It's hard to believe that 10 years have passed since the events of Sept. 11, 2001.
Yet, a decade later, the images from 8:46 a.m., when American Airlines Flight 11 crashed into north tower of the World Trade Center in lower Manhattan; and 9:03 a.m., when United Airlines Flight 175 crashed into the south tower, remained seared in our collective memory.
By the time it was reported that American Airlines Flight 77 had flown into the Pentagon at 9:37 a.m., it was obvious that something terrible was happening. Then United Airlines Flight 93 crashed near Shanksville, Pa., at 10:03 a.m.
At 9:59 a.m., the south World Trade Center tower collapsed. At 10:28 a.m., the north tower fell.
So many historic events have taken place in the difficult decade since. Some historians refer to the years from 2000 to 2009 as "the aughts." Writing for the Baltimore Sun, Jill Rosen on Dec. 27, 2009, called our attention to Time magazine's choice for the decade's moniker: "The Decade from Hell."
Ten years after 9/11, we don't need to see the pictures or the video footage of the World Trade Center. We know them all too well.
There are no words that appropriately address the horror of 19 sociopaths hijacking airplanes and killing 2,977 innocent people from more than 90 different countries — and a bomb-sniffing dog named Sirius.
Like many people, I say a quiet prayer every time I hear the sound of the fire siren. Often, when I am around the brave men and women who run into danger when others are running away, I think of the 343 New York City firefighters, 23 New York City police officers and 37 Port Authority police officers who lost their lives that day heroically trying to save others.

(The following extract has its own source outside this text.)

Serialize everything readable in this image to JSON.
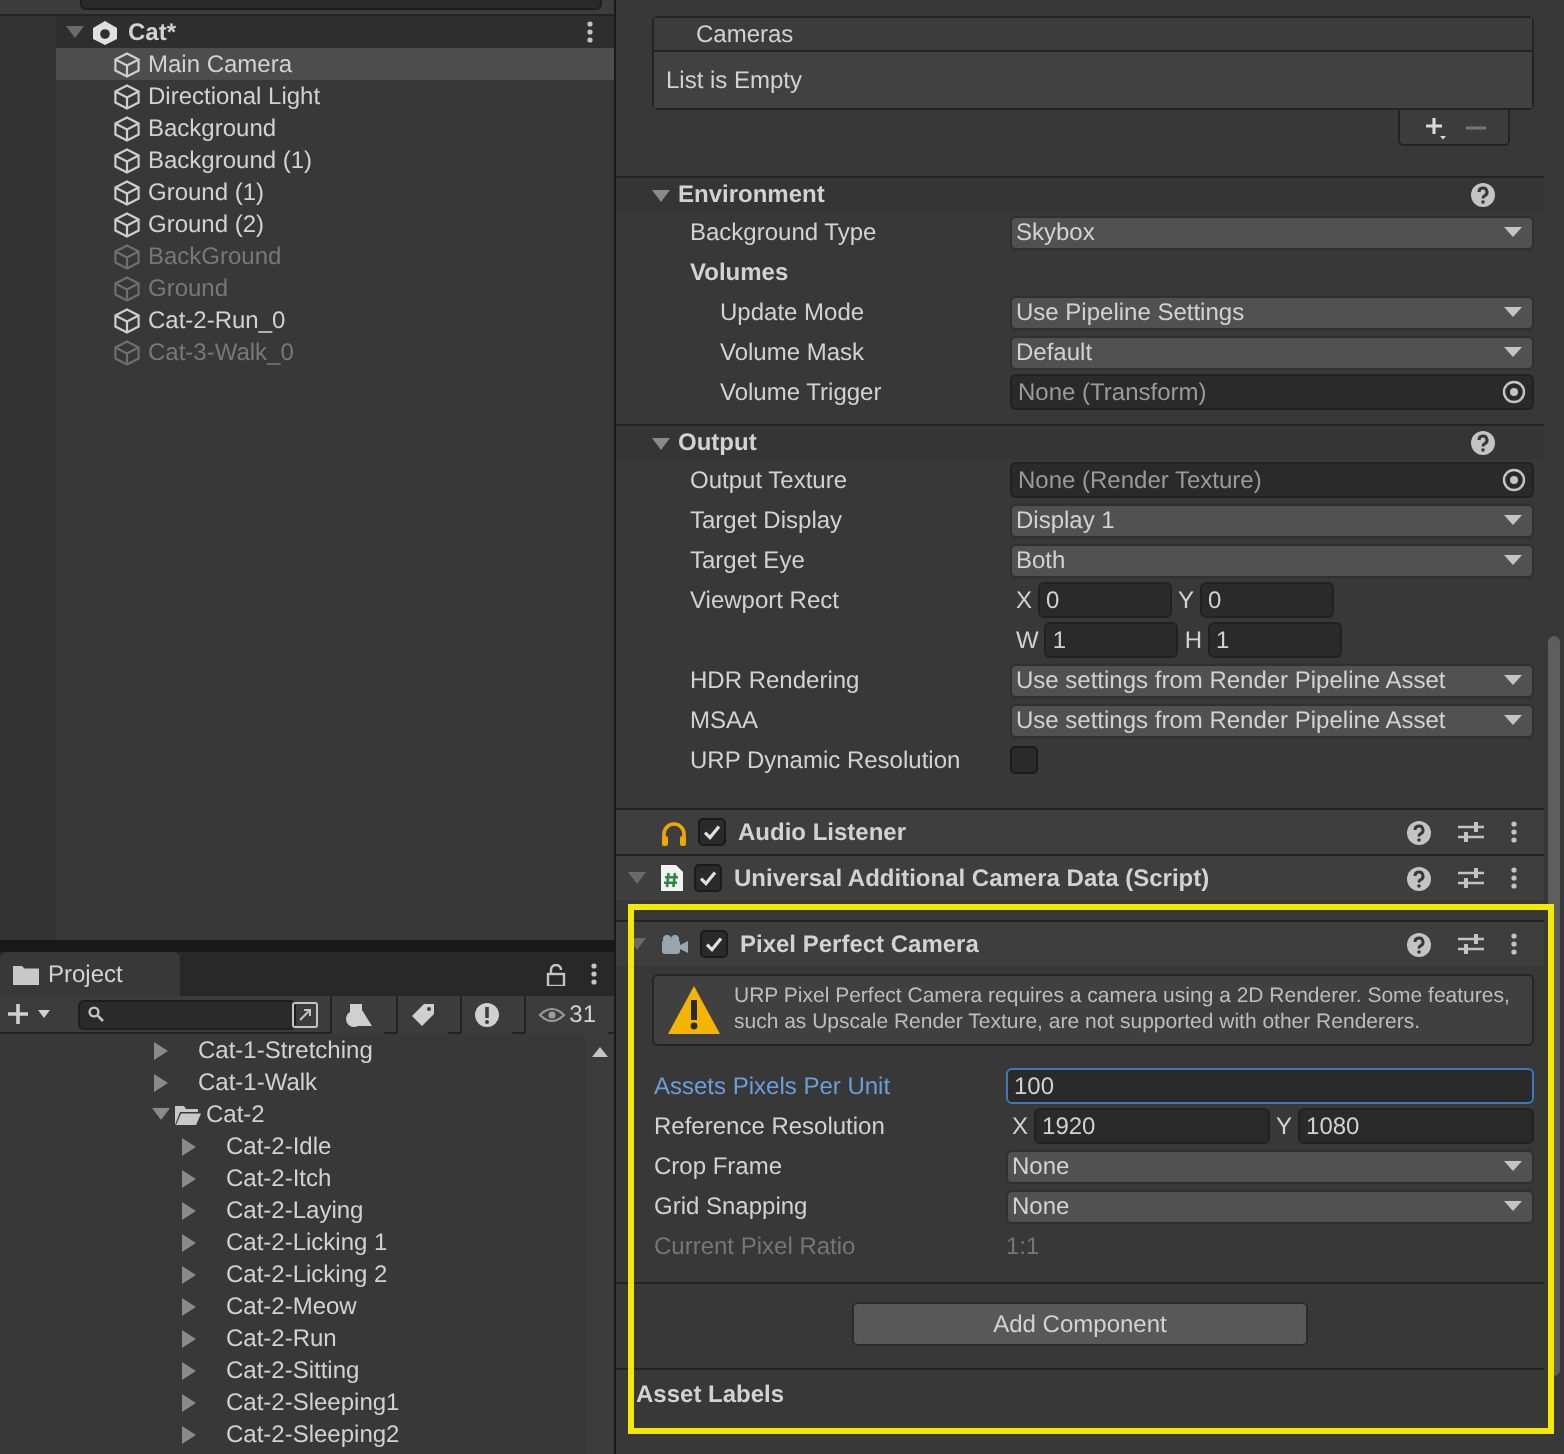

It strikes me that while many of us were having cookouts over the three-day Labor Day weekend, men and women in uniform were serving around the world defending freedom and our way of life so that — optimistically — we might have seen the last 9/11 in our lifetime.
Already, 20 percent of living Americans were either too young on 9/11 to have any memory of that day or weren't yet born. For their sake, and for the sake of the generations yet to come, we cannot forget the events of 10 years ago. We all know freedom isn't free, and citizenship comes with responsibilities. One of those responsibilities is to remember.
I hope that residents of Carroll County will take the opportunity to attend one of the several memorial services that will take place on Sept. 11.
Memorials are not about taking us back to the past, but about promises we make to our children for the future.